How to digitise archival materials with Transkribus

April 4, 2023
Transkribus

Think of an archive and you might think of old, dusty basements full of disorganised boxes of papers. But in the technological age, archives are taking on a new role. No longer are they purely physical collections of papers, manuscripts, or physical media, such as photographs or artwork. Instead, archives are becoming fully searchable digital collections, making it easier for researchers and the general public to access historical records and items from anywhere, at any time.

However, digitising an archive in this way is a challenge. A large national archive can hold millions of pages of text, which all have to be transcribed in order to produce digital versions. Previously, this was done manually — each individual word in the document was typed into a computer program by a human being. As you can imagine, transcribing in this way is a very time-consuming process and it would take literally decades to transcribe the millions of archival materials in a large archive.

That’s where Transkribus comes in. Transkribus is an AI-powered platform that uses machine learning to learn how to read a specific type of handwriting, no matter which language the text is in or when it was written. Once the platform can sufficiently recognise the handwriting, it can then transcribe thousands of pages at the click of a button.

In this post, we would like to give you an overview of the different kinds of archival materials which can be transcribed using Transkribus. You will learn how to process materials using the platform and there are also examples of archives which have successfully digitised their collections with Transkribus and made them fit for the future.

Archives house many different types of written material. © Tatakdh / Wikimedia Commons / CC BY-SA 4.0

What are archival materials?

There are many different types of archival materials but they all have one thing in common: they are all primary sources. This means they were written at the time a particular historical event took place, usually by someone who was there. Because of this, archival materials are particularly useful for historical research and most items in an archive can be used as scholarly sources. Some of the key types of archival materials include:

Manuscripts: These are any kind of material that is written by hand (“manu scripti” is Latin for “handwritten”). The oldest manuscripts still surviving today are thousands of years old and extremely fragile. Handling archival material such as old manuscripts is a delicate task and so creating digital versions of them makes it possible for everyone to access the contents without damaging the manuscript.

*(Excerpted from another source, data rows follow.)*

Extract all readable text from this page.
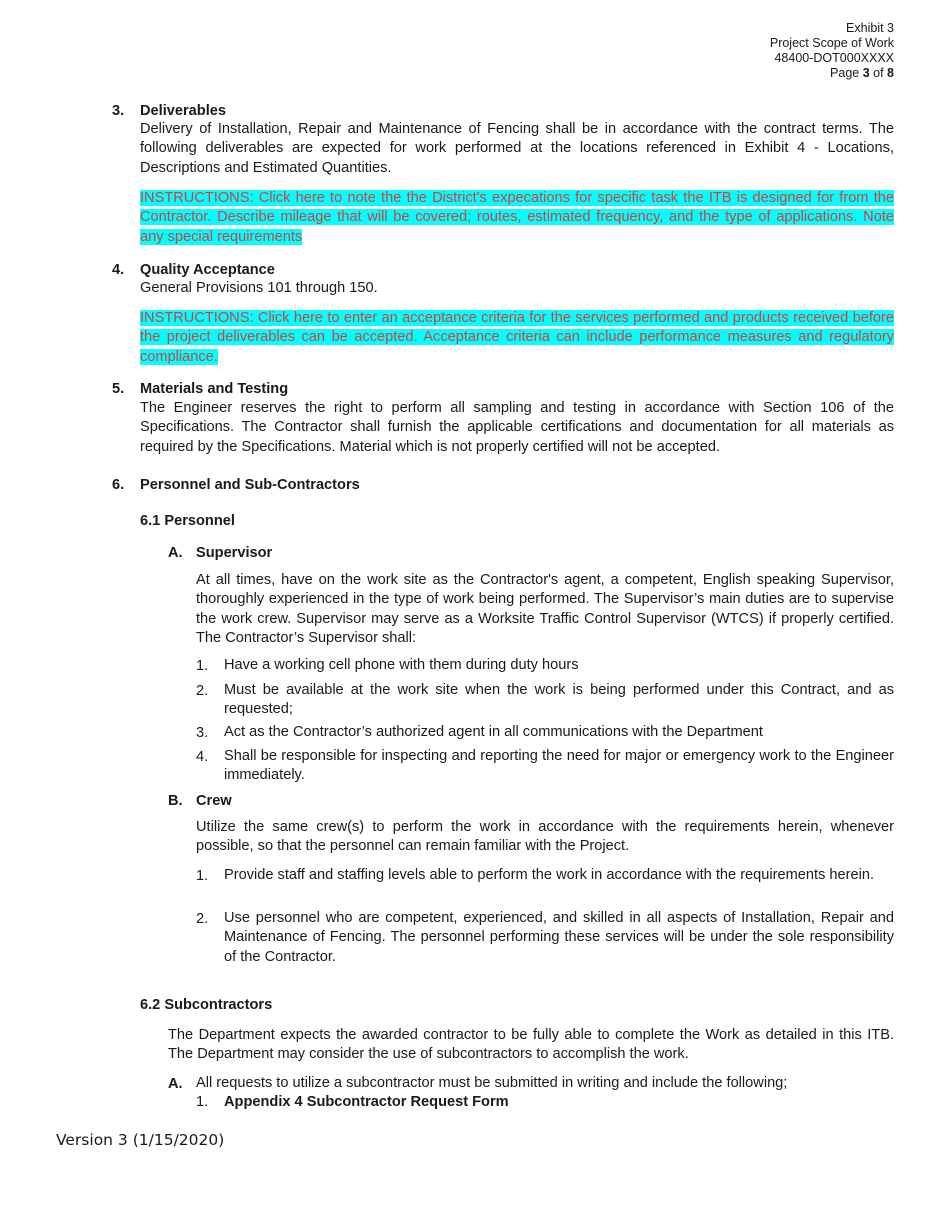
Exhibit 3
Project Scope of Work
48400-DOT000XXXX
Page 3 of 8
3. Deliverables
Delivery of Installation, Repair and Maintenance of Fencing shall be in accordance with the contract terms. The following deliverables are expected for work performed at the locations referenced in Exhibit 4 - Locations, Descriptions and Estimated Quantities.
INSTRUCTIONS: Click here to note the the District's expecations for specific task the ITB is designed for from the Contractor. Describe mileage that will be covered; routes, estimated frequency, and the type of applications. Note any special requirements
4. Quality Acceptance
General Provisions 101 through 150.
INSTRUCTIONS: Click here to enter an acceptance criteria for the services performed and products received before the project deliverables can be accepted. Acceptance criteria can include performance measures and regulatory compliance.
5. Materials and Testing
The Engineer reserves the right to perform all sampling and testing in accordance with Section 106 of the Specifications. The Contractor shall furnish the applicable certifications and documentation for all materials as required by the Specifications. Material which is not properly certified will not be accepted.
6. Personnel and Sub-Contractors
6.1 Personnel
A. Supervisor
At all times, have on the work site as the Contractor's agent, a competent, English speaking Supervisor, thoroughly experienced in the type of work being performed. The Supervisor’s main duties are to supervise the work crew. Supervisor may serve as a Worksite Traffic Control Supervisor (WTCS) if properly certified. The Contractor’s Supervisor shall:
1. Have a working cell phone with them during duty hours
2. Must be available at the work site when the work is being performed under this Contract, and as requested;
3. Act as the Contractor’s authorized agent in all communications with the Department
4. Shall be responsible for inspecting and reporting the need for major or emergency work to the Engineer immediately.
B. Crew
Utilize the same crew(s) to perform the work in accordance with the requirements herein, whenever possible, so that the personnel can remain familiar with the Project.
1. Provide staff and staffing levels able to perform the work in accordance with the requirements herein.
2. Use personnel who are competent, experienced, and skilled in all aspects of Installation, Repair and Maintenance of Fencing. The personnel performing these services will be under the sole responsibility of the Contractor.
6.2 Subcontractors
The Department expects the awarded contractor to be fully able to complete the Work as detailed in this ITB. The Department may consider the use of subcontractors to accomplish the work.
A. All requests to utilize a subcontractor must be submitted in writing and include the following;
1. Appendix 4 Subcontractor Request Form
Version 3 (1/15/2020)
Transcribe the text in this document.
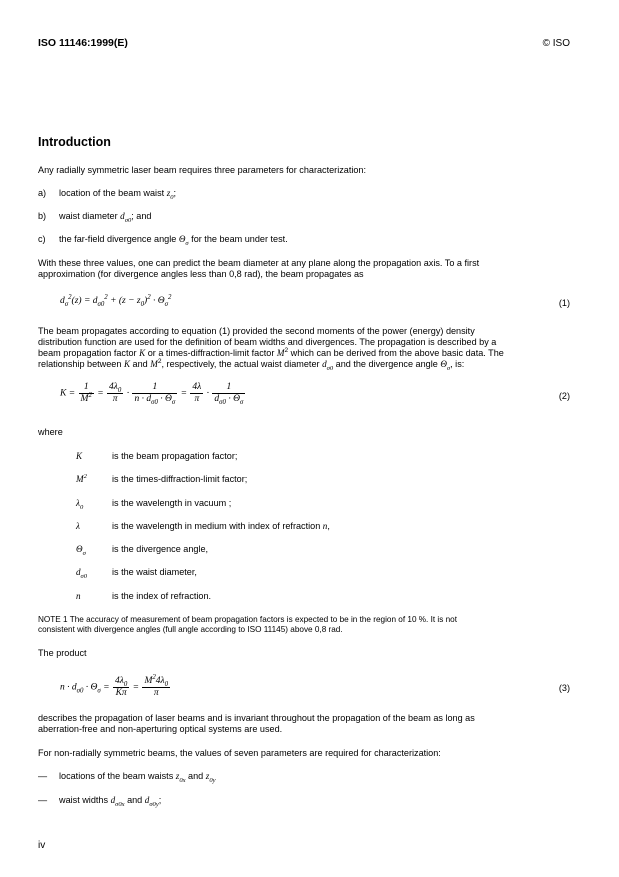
ISO 11146:1999(E)	© ISO
Introduction
Any radially symmetric laser beam requires three parameters for characterization:
a) location of the beam waist $z_0$;
b) waist diameter $d_{\sigma 0}$; and
c) the far-field divergence angle $\Theta_\sigma$ for the beam under test.
With these three values, one can predict the beam diameter at any plane along the propagation axis. To a first
approximation (for divergence angles less than 0,8 rad), the beam propagates as
$d_\sigma^2(z) = d_{\sigma 0}^2 + (z - z_0)^2 \cdot \Theta_\sigma^2$
(1)
The beam propagates according to equation (1) provided the second moments of the power (energy) density
distribution function are used for the definition of beam widths and divergences. The propagation is described by a
beam propagation factor K or a times-diffraction-limit factor $M^2$ which can be derived from the above basic data. The
relationship between K and $M^2$, respectively, the actual waist diameter $d_{\sigma 0}$ and the divergence angle $\Theta_\sigma$, is:
$K = \frac{1}{M^2} = \frac{4\lambda_0}{\pi} \cdot \frac{1}{n \cdot d_{\sigma 0} \cdot \Theta_\sigma} = \frac{4\lambda}{\pi} \cdot \frac{1}{d_{\sigma 0} \cdot \Theta_\sigma}$	(2)
where
K	is the beam propagation factor;
$M^2$	is the times-diffraction-limit factor;
$\lambda_0$	is the wavelength in vacuum ;
λ	is the wavelength in medium with index of refraction n,
$\Theta_\sigma$	is the divergence angle,
$d_{\sigma 0}$	is the waist diameter,
n	is the index of refraction.
NOTE 1 The accuracy of measurement of beam propagation factors is expected to be in the region of 10 %. It is not
consistent with divergence angles (full angle according to ISO 11145) above 0,8 rad.
The product
$n \cdot d_{\sigma 0} \cdot \Theta_\sigma = \frac{4\lambda_0}{K\pi} = \frac{M^24\lambda_0}{\pi}$	(3)
describes the propagation of laser beams and is invariant throughout the propagation of the beam as long as
aberration-free and non-aperturing optical systems are used.
For non-radially symmetric beams, the values of seven parameters are required for characterization:
— locations of the beam waists $z_{0x}$ and $z_{0y}$
— waist widths $d_{\sigma 0x}$ and $d_{\sigma 0y}$;
iv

Archival records: These are documents written by individuals or organisations to keep a written account of events such as births, deaths, meetings, finances, and many others. According to the SAA Glossary, the term “archival record” usually denotes unpublished documents, rather than published artefacts such as books.

Letters, diaries, and personal papers: These very important types of material give an insight into the lives of the people who wrote them and the world they were living in at the time. They are particularly useful when studying a single individual or small group.

Organising archival materials is more than just writing a description and putting it on the right shelf. Each item is classified according to several “elements”, which are included in the archival description. These include intellectual elements, such as the name, date and type of material; physical occurrence elements such as the number of pages or location; and the media occurrence element, which covers the media type, colour, dimensions, piece count, and reproduction count. These archival materials elements make it easier for someone to find a certain material and immediately understand its context.

The ScanTent can be used to create high-quality scans of archival materials. © Transkribus

A step-by-step guide to digitising archival materials with Transkribus

Transkribus is an AI-powered platform which converts handwritten or printed text into digital transcriptions. It is used in many different archives around the world to transcribe materials in just a fraction of the time it would take a human being. This allows whole collections to be quickly digitised and made accessible to everyone.

Below is a short overview of how to transcribe materials with Transkribus. For more details, check out our Help Center, which contains detailed information on each step of the process.

Step 1: Create images of the archival materials

To use Transkribus, you need high-quality images or scans of the documents you want to transcribe. These should be in JPEG, PNG or PDF format.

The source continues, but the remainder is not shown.